The mechanism doesn’t require malice. Nobody staffing a homeless shelter wants more homeless people. Nobody at an immigration NGO is rooting for dangerous border crossings. Nobody in a euthanasia clinic is hoping for more suffering. Sincerity is fully compatible with structural corruption—that’s what makes it invisible from inside the institution, and fatal outside it….
And because the structure is populated by sincere people, criticizing it feels like attacking the compassion that built it. Which is exactly how the structure protects itself. Challenge the homeless industrial complex and you hate the homeless. Challenge the immigration apparatus and you hate immigrants. Challenge euthanasia expansion and you hate the suffering. The machine has made itself synonymous with the moral act it displaced—and that synonymy is its armor….
The state doesn’t solve suffering. It staffs it, then votes it.
The original acts were moral. They still are. The problem was never compassion. It was the assumption that what’s right at human scale becomes more right when the state scales it.
Some things don’t scale. Mercy is one of them.”
I’m not sure I really understand what this gobbledegook is about. Perhaps you should scale a cliff and jump off.

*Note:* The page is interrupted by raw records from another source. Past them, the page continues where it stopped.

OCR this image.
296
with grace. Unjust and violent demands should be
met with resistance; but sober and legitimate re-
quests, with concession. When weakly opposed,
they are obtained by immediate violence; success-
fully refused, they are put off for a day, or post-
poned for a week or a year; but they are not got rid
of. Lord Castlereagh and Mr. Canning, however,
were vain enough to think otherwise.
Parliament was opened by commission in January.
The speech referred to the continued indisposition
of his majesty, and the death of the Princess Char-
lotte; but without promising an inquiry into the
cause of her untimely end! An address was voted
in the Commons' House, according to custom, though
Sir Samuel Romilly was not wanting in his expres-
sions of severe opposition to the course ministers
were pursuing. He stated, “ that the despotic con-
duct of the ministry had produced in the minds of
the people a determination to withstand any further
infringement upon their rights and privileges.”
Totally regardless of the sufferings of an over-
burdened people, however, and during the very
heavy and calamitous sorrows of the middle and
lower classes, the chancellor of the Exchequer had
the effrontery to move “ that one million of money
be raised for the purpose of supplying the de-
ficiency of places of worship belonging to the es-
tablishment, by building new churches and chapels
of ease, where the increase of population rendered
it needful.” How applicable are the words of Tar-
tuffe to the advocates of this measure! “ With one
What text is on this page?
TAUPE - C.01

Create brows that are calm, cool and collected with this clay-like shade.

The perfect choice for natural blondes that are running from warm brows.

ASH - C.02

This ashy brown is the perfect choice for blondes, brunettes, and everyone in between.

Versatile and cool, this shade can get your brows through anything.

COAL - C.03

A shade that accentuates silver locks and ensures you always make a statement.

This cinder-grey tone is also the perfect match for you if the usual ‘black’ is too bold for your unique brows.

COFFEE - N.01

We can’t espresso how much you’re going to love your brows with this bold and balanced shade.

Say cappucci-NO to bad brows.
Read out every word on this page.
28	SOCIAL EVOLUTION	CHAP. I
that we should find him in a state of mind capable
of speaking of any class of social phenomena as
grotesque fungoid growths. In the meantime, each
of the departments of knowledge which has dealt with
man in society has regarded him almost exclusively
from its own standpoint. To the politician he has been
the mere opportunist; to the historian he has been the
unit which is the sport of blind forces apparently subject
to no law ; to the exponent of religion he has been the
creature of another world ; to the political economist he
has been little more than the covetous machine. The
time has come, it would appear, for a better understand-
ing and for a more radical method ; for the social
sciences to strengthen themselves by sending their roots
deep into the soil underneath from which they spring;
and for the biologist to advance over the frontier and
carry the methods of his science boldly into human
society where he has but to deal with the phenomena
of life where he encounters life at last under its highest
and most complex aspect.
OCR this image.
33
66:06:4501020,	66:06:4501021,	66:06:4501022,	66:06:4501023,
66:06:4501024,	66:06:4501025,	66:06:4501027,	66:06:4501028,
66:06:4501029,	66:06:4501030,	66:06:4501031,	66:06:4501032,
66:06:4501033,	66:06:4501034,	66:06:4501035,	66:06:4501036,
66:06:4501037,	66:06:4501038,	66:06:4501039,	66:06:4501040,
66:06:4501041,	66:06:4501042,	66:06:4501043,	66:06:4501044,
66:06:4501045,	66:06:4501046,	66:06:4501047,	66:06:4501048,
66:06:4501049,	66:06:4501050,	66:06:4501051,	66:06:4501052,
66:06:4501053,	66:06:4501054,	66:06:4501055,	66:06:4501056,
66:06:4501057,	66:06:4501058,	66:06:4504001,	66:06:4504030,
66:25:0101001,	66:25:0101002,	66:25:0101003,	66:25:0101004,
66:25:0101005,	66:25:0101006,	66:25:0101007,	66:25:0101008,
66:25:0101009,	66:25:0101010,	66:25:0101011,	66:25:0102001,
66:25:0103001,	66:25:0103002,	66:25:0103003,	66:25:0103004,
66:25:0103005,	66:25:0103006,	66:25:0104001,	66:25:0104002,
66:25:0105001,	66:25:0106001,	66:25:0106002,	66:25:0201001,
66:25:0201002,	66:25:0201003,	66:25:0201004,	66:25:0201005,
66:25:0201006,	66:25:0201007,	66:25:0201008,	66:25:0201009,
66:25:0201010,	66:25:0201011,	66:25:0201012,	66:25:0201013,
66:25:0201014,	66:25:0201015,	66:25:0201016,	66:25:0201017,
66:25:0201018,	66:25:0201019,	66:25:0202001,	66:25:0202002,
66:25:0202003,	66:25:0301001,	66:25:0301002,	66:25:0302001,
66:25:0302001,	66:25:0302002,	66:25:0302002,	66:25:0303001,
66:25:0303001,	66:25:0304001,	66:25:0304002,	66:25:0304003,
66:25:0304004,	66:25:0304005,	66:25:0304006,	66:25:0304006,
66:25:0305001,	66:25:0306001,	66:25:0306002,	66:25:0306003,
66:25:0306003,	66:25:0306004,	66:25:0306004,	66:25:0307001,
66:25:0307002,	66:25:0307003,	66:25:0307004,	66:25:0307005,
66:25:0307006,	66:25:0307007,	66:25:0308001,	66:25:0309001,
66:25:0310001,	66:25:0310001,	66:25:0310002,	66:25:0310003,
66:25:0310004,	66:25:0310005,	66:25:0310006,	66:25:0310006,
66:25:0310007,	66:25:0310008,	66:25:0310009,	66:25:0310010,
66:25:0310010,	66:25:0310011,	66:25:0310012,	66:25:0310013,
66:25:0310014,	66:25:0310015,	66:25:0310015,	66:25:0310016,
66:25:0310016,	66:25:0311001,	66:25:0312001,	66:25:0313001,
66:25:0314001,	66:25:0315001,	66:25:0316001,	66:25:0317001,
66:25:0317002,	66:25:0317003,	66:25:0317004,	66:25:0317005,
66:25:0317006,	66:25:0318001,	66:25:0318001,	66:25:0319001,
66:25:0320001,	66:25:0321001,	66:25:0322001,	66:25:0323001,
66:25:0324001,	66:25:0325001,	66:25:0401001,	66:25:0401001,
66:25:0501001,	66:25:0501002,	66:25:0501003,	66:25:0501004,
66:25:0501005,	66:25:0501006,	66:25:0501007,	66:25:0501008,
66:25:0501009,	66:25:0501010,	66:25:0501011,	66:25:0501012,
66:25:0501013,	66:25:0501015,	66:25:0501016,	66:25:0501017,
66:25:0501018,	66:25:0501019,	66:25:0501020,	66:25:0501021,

““It is said that [Robin Hood] fought against the looting rulers and returned the loot to those who had been robbed, but that is not the meaning of the legend which has survived. He is remembered, not as a champion of property, but as a champion of need, not as a defender of the robbed, but as a provider of the poor. He is held to be the first man who assumed a halo of virtue by practicing charity with wealth which he did not own, by giving away goods which he had not produced, by making others pay for the luxury of his pity. He is the man who became the symbol of the idea that need, not achievement, is the source of rights, that we don’t have to produce, only to want, that the earned does not belong to us, but the unearned does. He became a justification for every mediocrity who, unable to make his own living, has demanded the power to dispose of the property of his betters, by proclaiming his willingness to devote his life to his inferiors at the price of robbing his superiors. It is this foulest of creatures — the double-parasite who lives on the sores of the poor and the blood of the rich — whom men have come to regard as a moral ideal. And this has brought us to a world where the more a man produces, the closer he comes to the loss of all his rights, until, if his ability is great enough, he becomes a rightless creature delivered as prey to any claimant — while in order to be placed above rights, above principles, above morality, placed where anything is permitted to him, even plunder and murder, all a man has to do is be in need. Do you wonder why the world is collapsing around us? That is what I am fighting… Until men learn that of all human symbols, Robin Hood is the most immoral and the most contemptible, there will be no justice on earth and no way for mankind to survive.”
— Ragnar Danneskjöld in Ayn Rand’s Atlas Shrugged, Part II, Chapter VII
Why will no one do their job anymore, especially civil servants. Hundreds of people must have been aware of all the fraud in Minnesota and California. There should be mass firings and cleaning of these houses ASAP.
Republicans have to start by voting the Party and ignoring the Democratic hustlers. Quit bickering and start governing.